Pancasila, sebagai dasar negara, menekankan nilai-nilai penting yang dapat mengatasi tantangan polarisasi sosial ini. Nilai-nilai seperti "Ketuhanan Yang Maha Esa" mengajarkan kita untuk menghormati perbedaan agama, "Kemanusiaan yang Adil dan Beradab" mengajak kita untuk saling menghormati dan menjunjung tinggi hak asasi manusia, dan "Persatuan Indonesia"mengingatkan kita akan pentingnya menjaga kesatuan meskipun ada perbedaan.

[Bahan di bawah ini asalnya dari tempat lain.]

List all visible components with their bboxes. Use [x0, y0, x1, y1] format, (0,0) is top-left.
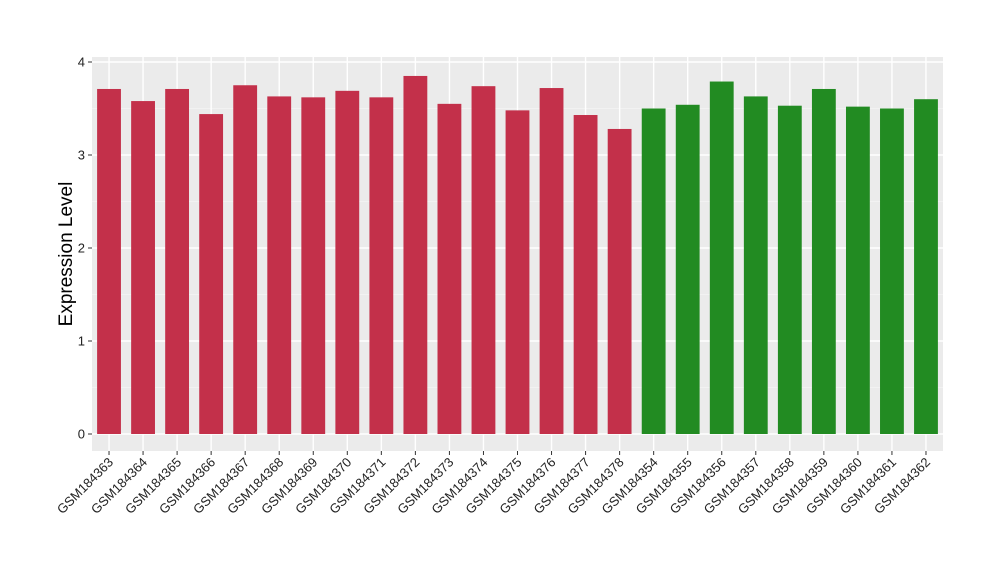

Sebagai contoh, meskipun dalam pemilu atau pilkada kita memiliki calon yang berbeda, seharusnya kita tetap mengedepankan persatuan, bukan malah terjebak dalam perpecahan. Pancasila juga mengajarkan nilai Musyawarah untuk Mufakat, yang artinya kita harus mampu menyelesaikan perbedaan dengan cara berdialog dan mencari titik temu, bukan dengan kekerasan atau permusuhan. bukannya malah demo kesana kemari tidak ada kejelasan dan merusak fasilitas negara, kita harus bisa merubah pola pikir agar tidak merasa benar sendiri, keadilan memang harus ditegakkan tapi kita harus memiliki pola pemikiran yang relevan agar Indonesia bisa mencapai persatuan dan kesatuan.

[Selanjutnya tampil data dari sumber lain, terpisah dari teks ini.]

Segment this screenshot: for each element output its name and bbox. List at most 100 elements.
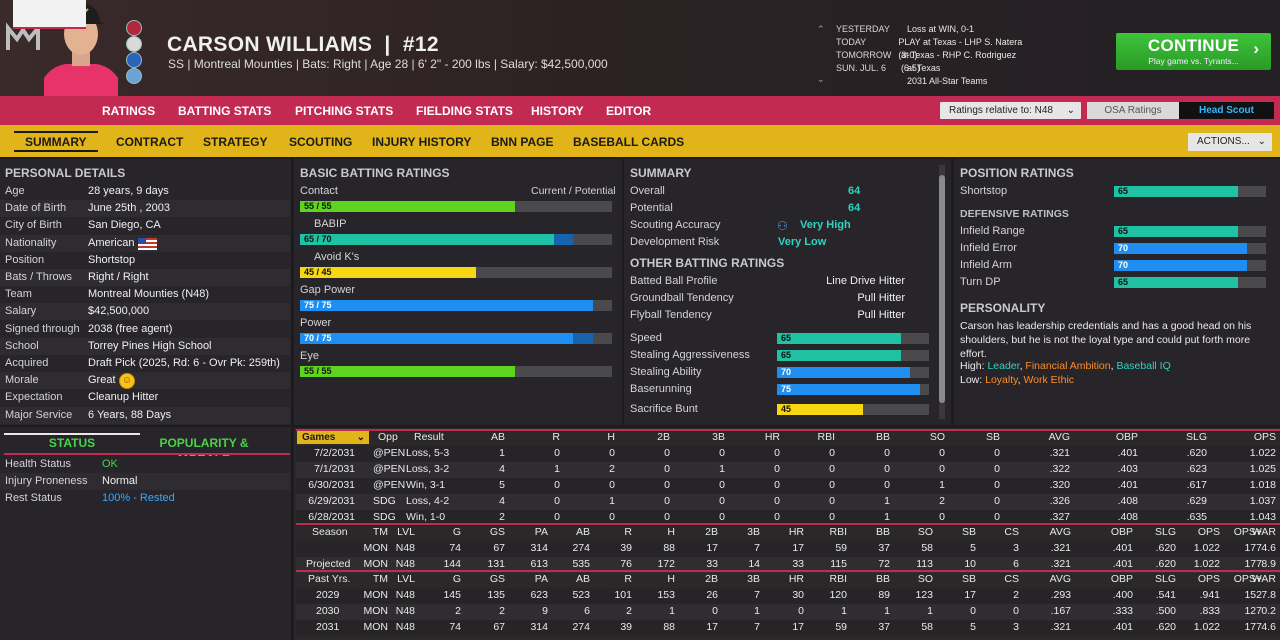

Polarisasi sosial di Indonesia bukanlah masalah yang bisa dianggap remeh, terutama ketika berkaitan dengan keberagaman dan persatuan bangsa. Agar Pancasila tetap relevan dan dapat diterima oleh seluruh lapisan masyarakat, perlu ada upaya untuk memperkuat rasa persatuan dan kesatuan, serta meningkatkan pemahaman tentang pentingnya toleransi dalam kehidupan sehari-hari. Dalam era digital yang serba cepat ini, pendidikan tentang Pancasila, dialog antar kelompok, dan pemahaman nilai-nilai kebangsaan sangat penting agar polarisasi sosial tidak terus mengancam keharmonisan bangsa.Â
Dengan mengamalkan Pancasila, kita bisa mengurangi polarisasi sosial dan menjaga Indonesia tetap bersatu dalam keberagaman. Kita harus menjalankan semua yang ditetapkan di negara ini karena negara ini adalah satu kesatuan dan tidak akan terpecah belahkan oleh apapun itu, kita harus sadar akan pentingnya pancasila di kehidupan sehari-hari.
Kita bukan hanya mengamalkan Pancasila tapi harus menerapkan juga mengajak orang sekitar kita agar mengamalkannya juga karena pancasila adalah pandangan hidup bagi bangsa Indonesia, banyaknya suku ras agama membuat indoyraean terjadi hal negatif di dalam nya, kita sebagai warga negara Indonesia haruslah menaati semua peraturan yang telah dibuat oleh pemerintah agar Indonesia bisa mencapai Indonesia emas.